Tinker Cobblestone Farmstead, also known as the Tinker Homestead and Farm Museum, is a historic home located at Henrietta in Monroe County, New York. It is a Federal style cobblestone farmhouse built between 1828 and 1830. It is constructed of medium-sized field cobbles and is one of 13 surviving cobblestone buildings in Henrietta.

Connecticut residents James and Rebecca Tinker arrived in Henrietta in 1812 with their six children (two more would be born later). Initially, they lived in log cabins that had been previously built on the site, but had their own home built starting in 1828, using the cobblestones they collected as they cleared the fields. Like many cobblestone structures in New York, it was constructed by masons whose work on the Erie Canal had recently ended and who needed work. Construction took two years.

The farm surrounding the home started small but at one point expanded to more than 200 acres.
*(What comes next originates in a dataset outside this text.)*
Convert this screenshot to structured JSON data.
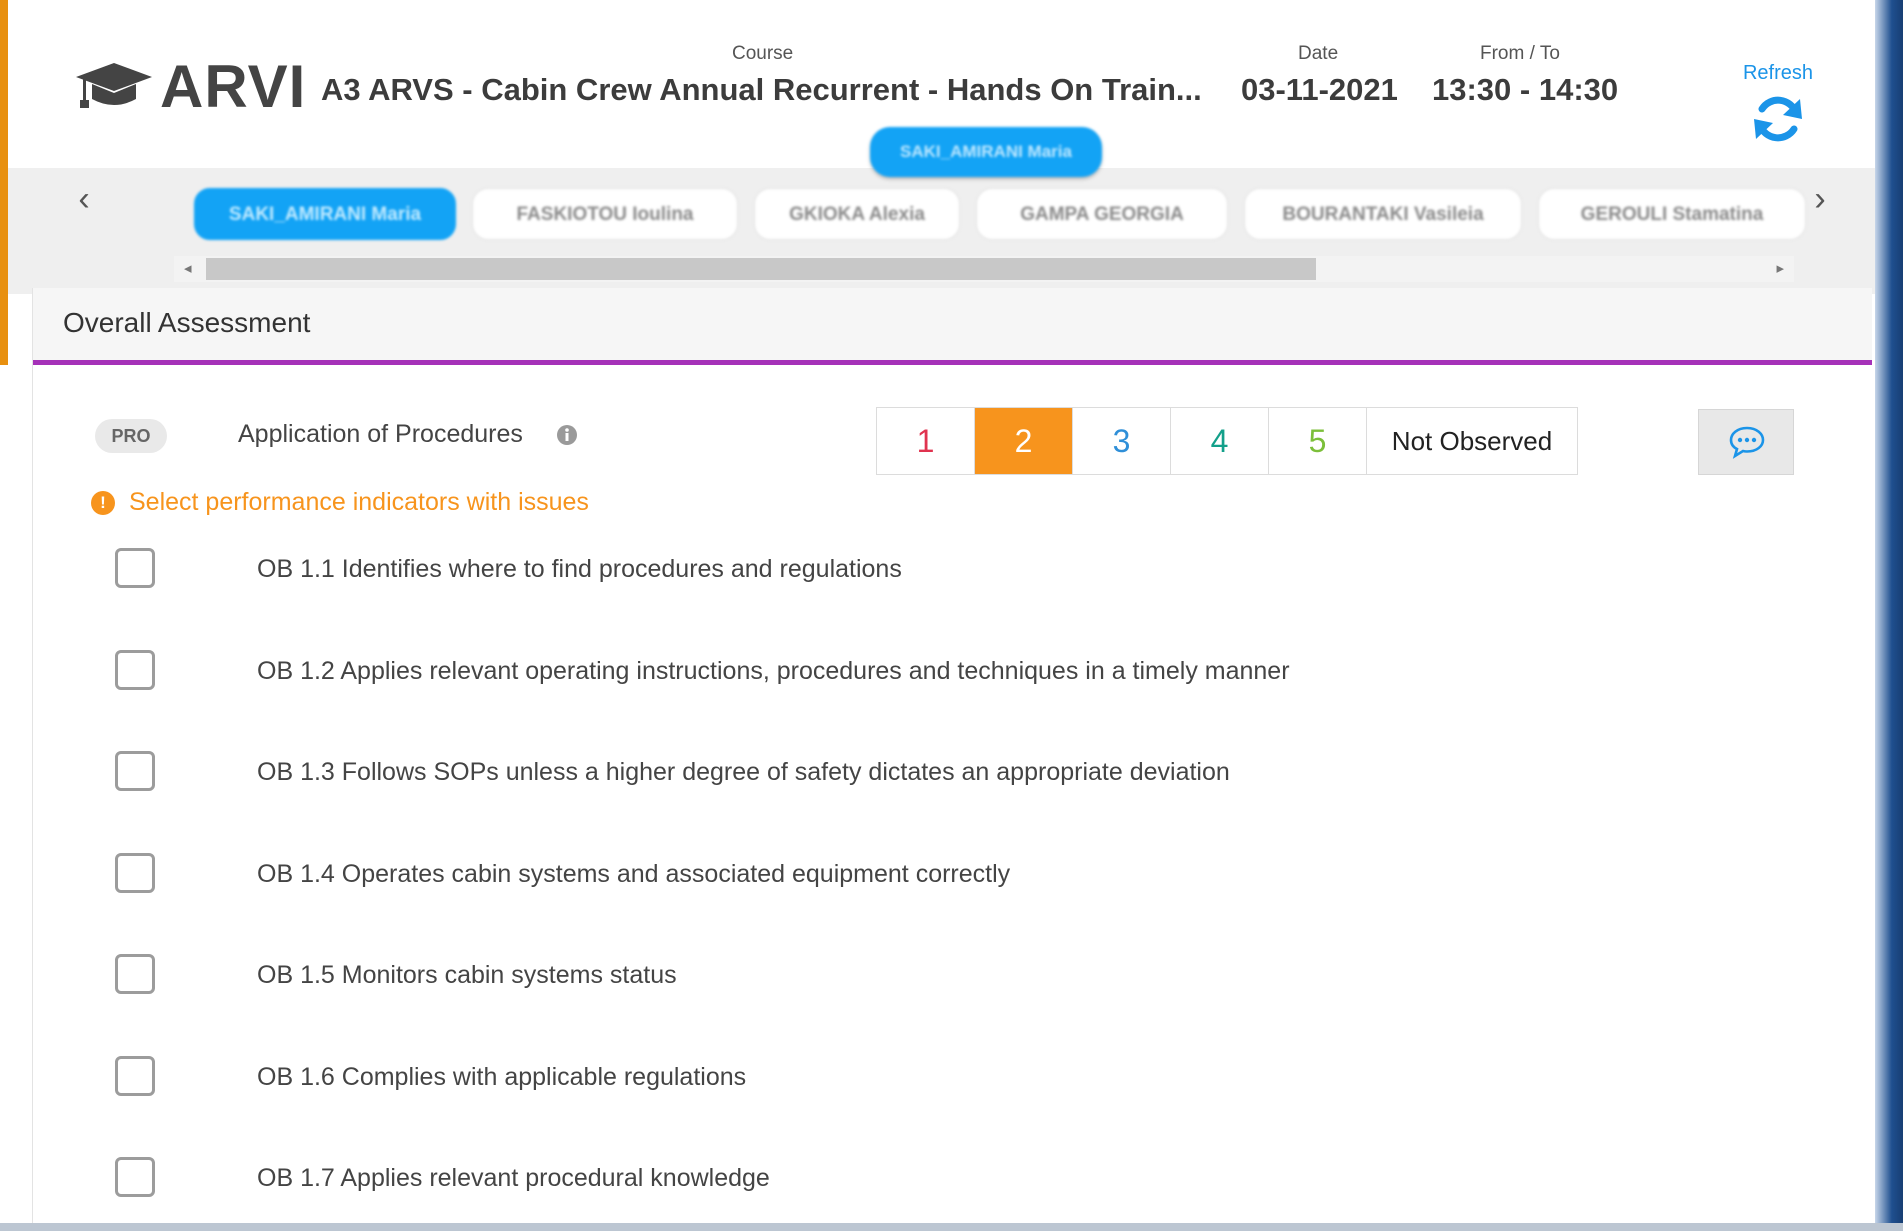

Five generations of the Tinkers' descendants lived in the home, until 1991. (Even after donating the home, the residents continued to live in a wooden addition in the rear of the main house until 2010.)

In 1991, the home and surrounding 68 acre were transferred to the Town of Henrietta. Much of the surrounding land is now the Tinker Nature Park, maintained by the town, with hiking trails and a nature center. The house now serves as a museum.

It was listed on the National Register of Historic Places in 1995. Among the architectural features are twin parlors and a spiral staircase.